In früheren Zeiten schrieb man der ungewöhnlichen Fleischfresserin noch ganz andere Fähigkeiten zu. Während des elisabethanischen Zeitalters (1558 bis 1603) glaubte man, sie schütze das Weidevieh vor Zwergen und Kobolden, Menschen vor Hexen und Feen. Bis fast Anfang des 19. Jahrhunderts verwendete man die Blätter als Hausmittel gegen Läuse, in einigen skandinavischen Ländern benutzt man den enzymhaltigen Pflanzensaft von Pinguicula vulgaris bis heute als Labersatz in der Käseherstellung.

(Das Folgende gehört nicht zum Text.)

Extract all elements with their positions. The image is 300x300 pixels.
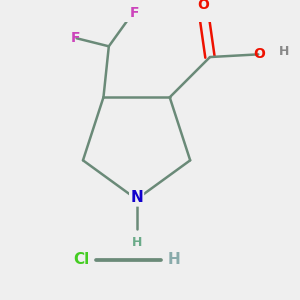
Text: H: H	[279, 45, 289, 58]
Text: N: N	[130, 190, 143, 206]
Text: H: H	[167, 252, 180, 267]
Text: O: O	[254, 47, 266, 61]
Text: O: O	[197, 0, 209, 12]
Text: F: F	[130, 6, 139, 20]
Text: F: F	[70, 31, 80, 45]
Text: Cl: Cl	[74, 252, 90, 267]
Text: H: H	[131, 236, 142, 249]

Die Blüten des Gemeinen Fettkrauts schweben hoch über der Blattrosette
Im Garten eignet sich das Gemeine Fettkraut als winterharte Bepflanzung für feuchte Standorte wie Teichränder, Bachläufe oder Moorbeete. Mit seinen hübschen violetten Blüten ist Pinguicula vulgaris eine attraktive Zierpflanze, die zudem noch die ungewöhnlichen Fähigkeiten einer fleischfressenden Pflanze aufweist. Für Gartenbesucher ist es ein besonderes Erlebnis, zu beobachten, wie sie zahlreiche Insekten in die Falle lockt.
Vermehrung
Die Vermehrung des Gemeinen Fettkrauts erfolgt durch Aussaat im Winter. Geben Sie die Samen in flache Schalen mit Anzuchterde, die zur Hälfte mit Sand durchsetzt sind. Sie sollten obenauf liegen und nur minimal von Substrat bedeckt sein, das konstant feucht zu halten ist. Die Samen von Pinguicula vulgaris sind Kaltkeimer, müssen also kühl stehen und können bei Frost auch gerne über Nacht ins Freie gestellt werden. Dann sollten sie im Frühjahr keimen. Die jungen Keimlinge werden in Töpfe pikiert oder direkt an ihren Standort im Garten gesetzt. Wesentlich einfacher ist jedoch die Vermehrung über die kleinen Brutknospen, die sich rund um die Winterknospe des Gemeinen Fettkrauts bilden. Diese können Sie im zeitigen Frühjahr einfach abbrechen und andernorts weiterkultivieren.
Krankheiten und Schädlinge
An einem ungeschützten Standort sammelt sich bei ausdauerndem Regen in den Blattrosetten des Gemeinen Fettkrauts viel Wasser. Wenn es nicht schnell genug abtrocknen kann, neigt die Pflanze zu Grauschimmel (Botrytis).